The bloodstain that taints the hardwood floor becomes one of vomit, the police lines that mark where the body was become the outline of his lanky frame. The gun becomes a handful of pills and the bullet becomes an empty whiskey bottle. Every time she blinks she sees lifeless brown eyes melting into blue ones, a clean shaven jaw lining with graying scruff, a young, lithe body morphing into an older one with a handicap that she herself created.
She has lost a colleague, a good doctor, a good man, and for that, she is filled with grief and sadness. But another part of her floods with relief that when she got the call that one of her employees had taken his own life, it wasn't him.
He sits on the edge of the bed, photographs clutched in his hands, and does not look at her when she enters the room and leans against the doorframe, watching him. His eyes are focused on the images before him, scanning every detail, every frown line, every wrinkle on the young mans' face, and she knows he's still looking for clues, looking for something to blame, someone other than himself.
She sits beside him, feeling the mattress sink beneath their combined weight and she thinks that this isn't at all how she'd imagined being in bed with him would be like. He doesn't look at her, but turns to the next picture, one taken at a beach, full of sunlight and happiness and hope, all of the things that were crushed by the pull of a trigger. She lets him look, ponder, examine. She knows he needs this time to try to make sense of that which makes no sense at all.

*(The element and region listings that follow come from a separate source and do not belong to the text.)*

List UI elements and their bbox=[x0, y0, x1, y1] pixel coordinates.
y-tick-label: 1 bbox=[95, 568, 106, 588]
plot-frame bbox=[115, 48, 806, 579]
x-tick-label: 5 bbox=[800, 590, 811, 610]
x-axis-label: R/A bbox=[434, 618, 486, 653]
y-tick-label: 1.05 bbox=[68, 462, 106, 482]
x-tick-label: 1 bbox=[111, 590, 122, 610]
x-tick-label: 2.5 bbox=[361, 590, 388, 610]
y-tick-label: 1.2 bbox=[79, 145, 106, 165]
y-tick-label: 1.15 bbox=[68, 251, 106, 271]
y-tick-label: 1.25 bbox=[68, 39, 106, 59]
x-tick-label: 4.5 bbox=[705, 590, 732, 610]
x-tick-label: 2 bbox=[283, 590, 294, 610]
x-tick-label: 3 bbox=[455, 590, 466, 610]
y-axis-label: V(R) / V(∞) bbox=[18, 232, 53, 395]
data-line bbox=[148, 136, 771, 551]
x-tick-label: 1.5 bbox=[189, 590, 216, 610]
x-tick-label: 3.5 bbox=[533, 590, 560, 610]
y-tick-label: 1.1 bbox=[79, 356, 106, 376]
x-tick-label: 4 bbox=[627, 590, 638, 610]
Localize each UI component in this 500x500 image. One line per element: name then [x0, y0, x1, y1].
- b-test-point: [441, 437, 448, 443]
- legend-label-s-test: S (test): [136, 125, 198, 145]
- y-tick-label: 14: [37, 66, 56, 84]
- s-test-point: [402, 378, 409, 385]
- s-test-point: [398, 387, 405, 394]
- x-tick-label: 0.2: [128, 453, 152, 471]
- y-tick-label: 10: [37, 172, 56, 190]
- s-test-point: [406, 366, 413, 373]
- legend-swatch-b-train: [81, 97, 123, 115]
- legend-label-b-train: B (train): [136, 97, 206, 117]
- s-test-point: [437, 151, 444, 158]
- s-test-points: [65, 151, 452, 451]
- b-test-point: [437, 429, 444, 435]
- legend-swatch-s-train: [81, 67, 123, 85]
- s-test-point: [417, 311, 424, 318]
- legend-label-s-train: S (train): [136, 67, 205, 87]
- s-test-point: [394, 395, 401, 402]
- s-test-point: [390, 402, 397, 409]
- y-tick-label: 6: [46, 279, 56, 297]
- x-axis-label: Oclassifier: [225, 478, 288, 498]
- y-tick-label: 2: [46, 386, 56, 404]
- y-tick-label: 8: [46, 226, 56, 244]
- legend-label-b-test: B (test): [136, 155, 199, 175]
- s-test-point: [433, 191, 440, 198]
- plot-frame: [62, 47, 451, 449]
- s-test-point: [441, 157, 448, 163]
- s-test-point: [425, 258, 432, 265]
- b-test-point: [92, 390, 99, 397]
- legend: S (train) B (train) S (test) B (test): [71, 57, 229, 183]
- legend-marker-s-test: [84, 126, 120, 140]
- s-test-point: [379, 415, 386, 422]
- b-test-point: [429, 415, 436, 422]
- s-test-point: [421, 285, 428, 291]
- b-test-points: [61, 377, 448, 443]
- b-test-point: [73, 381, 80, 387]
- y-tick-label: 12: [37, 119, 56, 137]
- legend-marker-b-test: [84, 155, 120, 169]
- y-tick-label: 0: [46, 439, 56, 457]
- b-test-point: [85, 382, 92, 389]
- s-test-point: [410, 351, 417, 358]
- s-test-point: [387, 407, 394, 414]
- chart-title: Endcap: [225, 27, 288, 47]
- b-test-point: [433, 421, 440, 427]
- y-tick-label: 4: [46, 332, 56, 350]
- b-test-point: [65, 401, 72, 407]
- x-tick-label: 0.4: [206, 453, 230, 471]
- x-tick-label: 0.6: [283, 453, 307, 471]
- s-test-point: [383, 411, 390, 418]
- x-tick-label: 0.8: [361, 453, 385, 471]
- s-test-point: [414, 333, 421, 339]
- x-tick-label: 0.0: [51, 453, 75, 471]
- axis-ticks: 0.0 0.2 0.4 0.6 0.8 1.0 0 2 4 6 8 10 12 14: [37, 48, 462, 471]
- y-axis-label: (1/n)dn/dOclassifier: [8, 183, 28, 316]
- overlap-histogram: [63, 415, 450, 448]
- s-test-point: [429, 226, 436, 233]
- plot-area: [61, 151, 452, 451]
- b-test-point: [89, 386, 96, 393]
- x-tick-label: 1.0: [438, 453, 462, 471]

They sit in silence, neither acknowledging the presence of the other, and the time stretches on past the ticking of the wall clock or the movement of the second hand on her watch. She doesn't know how long it is before she removes the pictures from his hands, doesn't notice the encroaching darkness or the hoot of the owl outside the window, welcoming the night. She only feels his breathing, slow and languorous beside her, calmness only betrayed by the occasional hitch, a breath that didn't fit with the pattern, syncopated like the jazz rhythms that she heard him play in his office when he didn't think she was listening. He lets her take the photos, his hands limp and his eyes focused on a point on the opposite wall that she couldn't quite make out.
"Why?" His voice is raspy and filled with a heaviness that came from too much emotion held in for too long.
Her own sigh matches his, and she searches herself for comforting words, platitudes, some bit of rhetoric that would make everything okay, make it somehow acceptable that Kutner was dead. "Nobody knows why, he didn't want-"
She is cut off when he turns to look at her, his eyes filled with things she can't identify and anguish she is sure that she has never felt. "No. Why didn't I see it?"
"Houseā¦" she begins, but she doesn't really have anywhere to go and he knows it. She could tell him there wasn't anything to see, she could tell him that Kutner was private about his life, she could tell him in a thousand different ways that it wasn't his fault, but she knows he wouldn't believe her. So she remains silent, a silent constant beside him in his pain.
"I should have seen it." He is defeated, tired, and looks as though he has aged ten years in a matter of minutes.
"I've been there," he says, and it is the first time he's spoken of Christmas Eve since she found him lying in a pool of his own sick after receiving Wilson's troubled phone call. "I've looked into the barrel of the gun, I've lived in the darkness. I should have seen it."
She merely nods and slips her left hand into his right, hoping that her gentle squeeze can convey to him all of the words that she cannot yet say.
Days later, she visits the grave. She doesn't bring flowers or tell him how much she misses him or how sad she is that he's gone. She stands there, staring at the headstone that marks the passing of one too young and too full of life, and she thanks him, thanks him for not being House.